Loath and loathe comprise two sides of the same linguistic coin. You can find many instances of the words being used interchangeably, perhaps because the pronunciations appear identical in text, but the silent "e" in loathe indicates that the word is a different part of speech.

Loth, or loath, works as a predicate adjective and means that the subject is unwilling or reluctant to act. Often, writers use loath to indicate that a character doesn't want to do something that they will do, whether by choice or not. "Bob was loath to touch the gelatinous goo, but reached out a trembling, exploratory finger anyway." The word it pronounced just how it looks, with a long "o" sound.

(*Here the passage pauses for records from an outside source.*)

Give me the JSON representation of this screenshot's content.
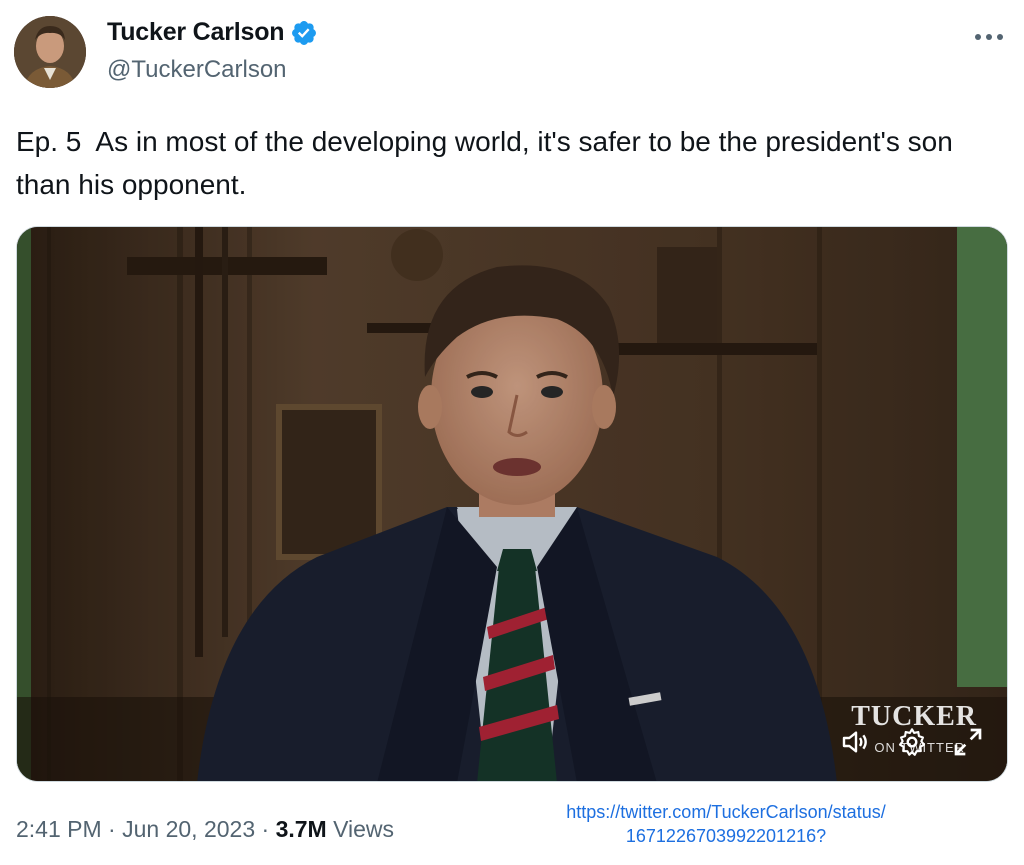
{
  "author": {
    "display_name": "Tucker Carlson",
    "handle": "@TuckerCarlson",
    "verified": true,
    "verified_color": "#1d9bf0",
    "avatar_icon": "profile-photo"
  },
  "menu": {
    "more_icon": "more-horizontal-icon"
  },
  "tweet": {
    "text": "Ep. 5  As in most of the developing world, it's safer to be the president's son than his opponent."
  },
  "media": {
    "type": "video",
    "watermark": "TUCKER",
    "watermark_sub": "ON TWITTER",
    "controls": [
      "volume-icon",
      "settings-icon",
      "fullscreen-icon"
    ]
  },
  "footer": {
    "time": "2:41 PM",
    "separator": "·",
    "date": "Jun 20, 2023",
    "views_count": "3.7M",
    "views_label": "Views",
    "source_url_line1": "https://twitter.com/TuckerCarlson/status/",
    "source_url_line2": "1671226703992201216?"
  },
  "colors": {
    "text_primary": "#0f1419",
    "text_secondary": "#536471",
    "link": "#1d6fe0"
  }
}
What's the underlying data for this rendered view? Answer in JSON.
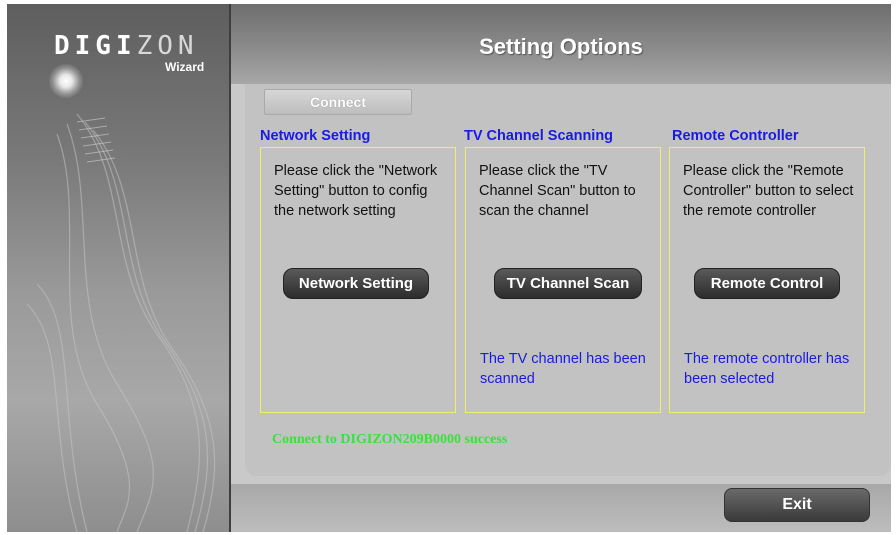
{
  "brand": {
    "logo_main": "DIGI",
    "logo_accent": "ZON",
    "logo_sub": "Wizard"
  },
  "header": {
    "title": "Setting Options"
  },
  "tabs": {
    "connect": "Connect"
  },
  "sections": [
    {
      "title": "Network Setting",
      "description": "Please click the \"Network Setting\" button to config the network setting",
      "button": "Network Setting",
      "status": ""
    },
    {
      "title": "TV Channel Scanning",
      "description": "Please click the \"TV Channel Scan\" button to scan the channel",
      "button": "TV Channel Scan",
      "status": "The TV channel has been scanned"
    },
    {
      "title": "Remote Controller",
      "description": "Please click the \"Remote Controller\" button to select the remote controller",
      "button": "Remote Control",
      "status": "The remote controller has been selected"
    }
  ],
  "connection_status": "Connect to DIGIZON209B0000 success",
  "footer": {
    "exit_label": "Exit"
  },
  "colors": {
    "section_title": "#1a1ae6",
    "status_text": "#1a1ae6",
    "success_text": "#3ce03c",
    "panel_border": "#f0f060"
  }
}
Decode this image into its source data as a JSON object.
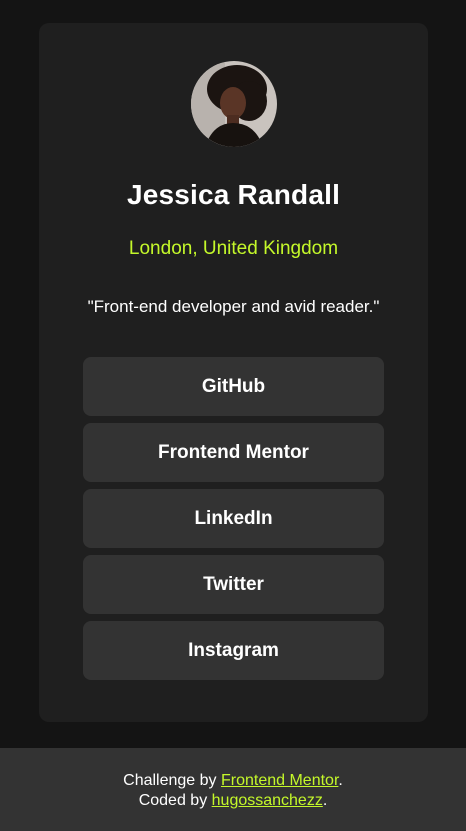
{
  "profile": {
    "name": "Jessica Randall",
    "location": "London, United Kingdom",
    "bio": "\"Front-end developer and avid reader.\""
  },
  "links": [
    {
      "label": "GitHub"
    },
    {
      "label": "Frontend Mentor"
    },
    {
      "label": "LinkedIn"
    },
    {
      "label": "Twitter"
    },
    {
      "label": "Instagram"
    }
  ],
  "footer": {
    "challenge_prefix": "Challenge by ",
    "challenge_link": "Frontend Mentor",
    "challenge_suffix": ".",
    "coded_prefix": "Coded by ",
    "coded_link": "hugossanchezz",
    "coded_suffix": "."
  },
  "colors": {
    "background": "#141414",
    "card": "#1f1f1f",
    "button": "#333333",
    "accent": "#c4f82a"
  }
}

Loathe, on the other hand, acts as a verb, indicating that the subject hates, detests, or is disgusted by something. "Bob loathed the way the goo oozed about the table, seeming to search for a way to escape." Check the Merriam Webster page for the pronunciation. I can't think of a way to explain the "-the" sound here.

So, you can be loath to do what you loathe. While some placed claim that the spellings are interchangeable, I'd be loath to use them so. It would serve only to confuse readers because they won't be able to tell the difference on the screen or page. Forcing them to stop reading and start interpreting weakens your writing and make readers far more likely to stop entirely. I'd loathe that, personally.